The court’s interpretation of the MHRA reads the “because of sex” requirement out of the statute and extends the MHRA to cover claims of workplace harassment inconsistent with the statute’s underlying purposes as articulated in Continental Can. Significantly, the legislature, without modification, adopted this court’s interpretation of the MHRA in Continental Can. Had the legislature intended to eliminate the “because of sex” requirement for establishing claims of sexual harassment under the MHRA, it could easily have done so but did not.2
The court’s opinion raises the concern that if “because of sex” is not read out of the statute, an absurd result would follow because two classes of employees would be left unprotected: “employees who work in a single-gender workplace and employees who work with an ‘equal opportunity harasser,’ who harasses sexually both males and females.” Ante at 423. First, and most important, employees who fall into these two categories are not left unprotected. In order to establish an actionable claim, they need only show that the alleged harassment occurred “because of sex.” This is the same test that women making claims of sexual harassment against men have had to meet since the law of sexual harassment was developed. Moreover, the legislature could reasonably decide that employees who do not face barriers to equality because of their sex do not need protection under the statute.
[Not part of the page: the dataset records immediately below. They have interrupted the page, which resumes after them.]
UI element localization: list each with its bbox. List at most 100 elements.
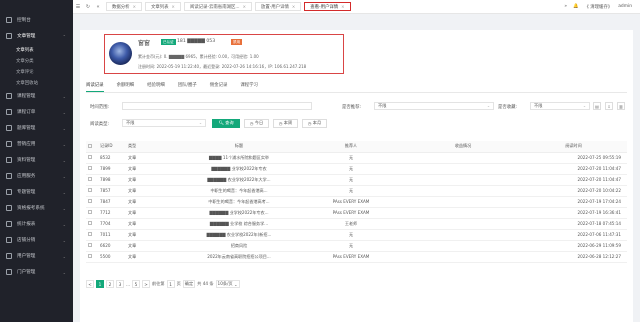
sidebar-item-reports[interactable]: 统计报表 ⌄ bbox=[0, 216, 73, 232]
this-month-button[interactable]: ◷ 本月 bbox=[302, 118, 327, 128]
sidebar-item-users[interactable]: 用户管理 ⌄ bbox=[0, 248, 73, 264]
print-icon[interactable]: ▤ bbox=[593, 102, 601, 110]
col-header-id[interactable]: 记录ID bbox=[98, 141, 126, 153]
sidebar-item-exam-system[interactable]: 资格报考系统 ⌄ bbox=[0, 200, 73, 216]
tab-commission[interactable]: 佣金记录 bbox=[210, 82, 228, 92]
tab-read-records[interactable]: 阅读记录 bbox=[86, 82, 104, 92]
table-row[interactable]: 7704 文章 ▇▇▇▇▇▇ 业学校 综合服务学... 王老师 2022-07-18 0… bbox=[86, 218, 627, 230]
sidebar-subitem-article-category[interactable]: 文章分类 bbox=[0, 55, 73, 66]
tab-user-detail-view[interactable]: 查看-用户详情 × bbox=[304, 2, 351, 11]
row-checkbox-cell[interactable] bbox=[86, 251, 98, 263]
refresh-icon[interactable]: ↻ bbox=[83, 4, 93, 10]
close-icon[interactable]: × bbox=[133, 4, 136, 9]
page-size-select[interactable]: 10条/页 ⌄ bbox=[215, 280, 240, 288]
sidebar-item-marketing[interactable]: 营销应用 ⌄ bbox=[0, 136, 73, 152]
table-row[interactable]: 7712 文章 ▇▇▇▇▇▇ 业学校2022年专农... PAss EVERY EXA… bbox=[86, 207, 627, 219]
row-checkbox-cell[interactable] bbox=[86, 207, 98, 219]
row-checkbox[interactable] bbox=[88, 155, 92, 159]
row-checkbox-cell[interactable] bbox=[86, 185, 98, 197]
columns-icon[interactable]: ▥ bbox=[617, 102, 625, 110]
collect-select[interactable]: 不限 ⌄ bbox=[530, 102, 590, 110]
recommend-select[interactable]: 不限 ⌄ bbox=[374, 102, 494, 110]
menu-toggle-icon[interactable]: ☰ bbox=[73, 4, 83, 10]
table-row[interactable]: 7011 文章 ▇▇▇▇▇▇ 农业学校2022年(新招... 无 2022-07-06 … bbox=[86, 229, 627, 241]
sidebar-subitem-article-comments[interactable]: 文章评论 bbox=[0, 66, 73, 77]
sidebar-item-app-services[interactable]: 应用服务 ⌄ bbox=[0, 168, 73, 184]
table-row[interactable]: 7899 文章 ▇▇▇▇▇▇ 业学校2022年专农无 2022-07-20 11:04… bbox=[86, 163, 627, 175]
row-checkbox[interactable] bbox=[88, 254, 92, 258]
close-icon[interactable]: × bbox=[243, 4, 246, 9]
time-range-input[interactable] bbox=[122, 102, 312, 110]
table-row[interactable]: 6620 文章 招商风险无 2022-06-29 11:09:59 bbox=[86, 240, 627, 252]
select-all-cell[interactable] bbox=[86, 141, 98, 153]
table-row[interactable]: 7857 文章 中职生的喝音：今年起香港高... 无 2022-07-20 10:04:… bbox=[86, 185, 627, 197]
row-checkbox-cell[interactable] bbox=[86, 196, 98, 208]
page-2[interactable]: 2 bbox=[106, 280, 114, 288]
tab-exp-detail[interactable]: 经验明细 bbox=[147, 82, 165, 92]
table-row[interactable]: 5500 文章 2022年云南省高职院招招公项目... PAss EVERY EXAM… bbox=[86, 251, 627, 263]
table-row[interactable]: 7847 文章 中职生的喝音：今年起香港高考... PAss EVERY EXAM 20… bbox=[86, 196, 627, 208]
goto-confirm-button[interactable]: 确定 bbox=[182, 280, 196, 288]
sidebar-item-question-bank[interactable]: 题库管理 ⌄ bbox=[0, 120, 73, 136]
sidebar-item-materials[interactable]: 资料管理 ⌄ bbox=[0, 152, 73, 168]
prev-page-button[interactable]: < bbox=[86, 280, 94, 288]
tab-data-analysis[interactable]: 数据分析 × bbox=[106, 2, 142, 11]
goto-page-input[interactable]: 1 bbox=[166, 280, 175, 288]
row-checkbox[interactable] bbox=[88, 166, 92, 170]
tab-course-study[interactable]: 课程学习 bbox=[240, 82, 258, 92]
query-button[interactable]: 🔍︎ 查询 bbox=[212, 118, 240, 128]
tab-team[interactable]: 团队/圈子 bbox=[178, 82, 197, 92]
tab-article-list[interactable]: 文章列表 × bbox=[144, 2, 181, 11]
tab-read-records[interactable]: 阅读记录-云南省南湖区... × bbox=[183, 2, 252, 11]
tab-user-detail-placed[interactable]: 放置-用户详情 × bbox=[254, 2, 302, 11]
sidebar-subitem-article-trash[interactable]: 文章回收站 bbox=[0, 77, 73, 88]
sidebar-item-courses[interactable]: 课程管理 ⌄ bbox=[0, 88, 73, 104]
row-checkbox[interactable] bbox=[88, 177, 92, 181]
table-row[interactable]: 7898 文章 ▇▇▇▇▇▇ 农业学校2022年大学... 无 2022-07-20 1… bbox=[86, 174, 627, 186]
col-header-read-time[interactable]: 阅读时间 bbox=[518, 141, 627, 153]
col-header-title[interactable]: 标题 bbox=[182, 141, 294, 153]
close-icon[interactable]: × bbox=[292, 4, 295, 9]
col-header-referrer[interactable]: 推荐人 bbox=[294, 141, 406, 153]
row-checkbox-cell[interactable] bbox=[86, 174, 98, 186]
page-3[interactable]: 3 bbox=[116, 280, 124, 288]
this-week-button[interactable]: ◷ 本周 bbox=[273, 118, 298, 128]
export-icon[interactable]: ⇩ bbox=[605, 102, 613, 110]
sidebar-item-topics[interactable]: 专题管理 ⌄ bbox=[0, 184, 73, 200]
close-icon[interactable]: × bbox=[172, 4, 175, 9]
row-checkbox-cell[interactable] bbox=[86, 163, 98, 175]
row-checkbox[interactable] bbox=[88, 221, 92, 225]
row-checkbox[interactable] bbox=[88, 199, 92, 203]
row-checkbox-cell[interactable] bbox=[86, 218, 98, 230]
sidebar-item-portal[interactable]: 门户管理 ⌄ bbox=[0, 264, 73, 280]
next-page-button[interactable]: > bbox=[142, 280, 150, 288]
row-checkbox[interactable] bbox=[88, 210, 92, 214]
row-checkbox[interactable] bbox=[88, 188, 92, 192]
read-type-select[interactable]: 不限 ⌄ bbox=[122, 119, 206, 127]
prev-tab-icon[interactable]: « bbox=[93, 4, 103, 10]
sidebar-item-orders[interactable]: 课程订单 ⌄ bbox=[0, 104, 73, 120]
notification-icon[interactable]: 🔔 bbox=[573, 4, 578, 9]
sidebar-item-dashboard[interactable]: 控制台 bbox=[0, 12, 73, 28]
col-header-income[interactable]: 收益情况 bbox=[406, 141, 518, 153]
select-all-checkbox[interactable] bbox=[88, 143, 92, 148]
user-menu[interactable]: admin bbox=[618, 4, 632, 9]
clear-cache-link[interactable]: 《 清理缓存》 bbox=[584, 4, 612, 10]
sidebar-subitem-article-list[interactable]: 文章列表 bbox=[0, 44, 73, 55]
today-button[interactable]: ◷ 今日 bbox=[244, 118, 269, 128]
next-tab-icon[interactable]: » bbox=[564, 4, 567, 9]
row-checkbox[interactable] bbox=[88, 232, 92, 236]
row-checkbox[interactable] bbox=[88, 243, 92, 247]
close-icon[interactable]: × bbox=[341, 4, 344, 9]
col-header-type[interactable]: 类型 bbox=[126, 141, 182, 153]
sidebar-item-distribution[interactable]: 店铺分销 ⌄ bbox=[0, 232, 73, 248]
row-checkbox-cell[interactable] bbox=[86, 229, 98, 241]
row-checkbox-cell[interactable] bbox=[86, 240, 98, 252]
page-1[interactable]: 1 bbox=[96, 280, 104, 288]
sidebar-item-articles[interactable]: 文章管理 ⌃ bbox=[0, 28, 73, 44]
tab-balance-detail[interactable]: 余额明细 bbox=[117, 82, 135, 92]
table-row[interactable]: 8532 文章 ▇▇▇▇ 11个浦水所院和题区实举无 2022-07-25 09:55… bbox=[86, 152, 627, 164]
page-5[interactable]: 5 bbox=[132, 280, 140, 288]
row-checkbox-cell[interactable] bbox=[86, 152, 98, 164]
total-count: 共 44 条 bbox=[197, 281, 214, 286]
Such a decision is not absurd.
Finally, in reading the “because of sex” requirement out of the statute, the court claims “that the apparent requirement that a plaintiff prove both that the complained-of behavior was ‘because of sex’ and also that it met the requirements of Minn.Stat. § 363.01, subd. 41” was a mere “drafting anomaly.” Ante at 423. While, I suppose, theoretically that is a possibility, it is certainly not the only possibility, nor even the most likely. Our rules of statutory construction provide that, “[w]hen the words of a law in their application to an existing situation are clear and free from all ambiguity, the letter of the law shall not be disregarded under the pretext of pursing the spirit.” Minn.Stat. § 645.16 (1996). Here, the statutory provisions in question are clear and free from all ambiguity. In order for conduct to constitute sexual harassment, it must first be “because of sex.” It is not for this court to read into the MHRA that which the legislature did not provide, nor is it the court’s role to read
*426out of the MHRA that which the legislature did provide.
I see the court’s decision today as generating a flood of sexual harassment claims3 from a class of people who have never faced barriers to gender equality in the workplace, with the ultimate result being less protection for those women and men who have faced such barriers and whom the legislature clearly intended to protect.
Therefore, I dissent.

. In 1982, the MHRA was amended to specifically prohibit sexual harassment. Act of March 23, 1982, ch. 619, §§ 2 and 3, 1982 Minn. Laws 1508, 1511.

. While the court’s decision may be politically correct, I find the court’s analysis leading to the conclusion that "because of sex" should be read out of the statute legally flawed.

. To paraphrase Justice Tomljanovich from her concurring opinion in Bilal v. Northwest Airlines, Inc., 537 N.W.2d 614, 620 (Minn.1995), the courts simply cannot be the arbiter of all "rude and crude” conduct.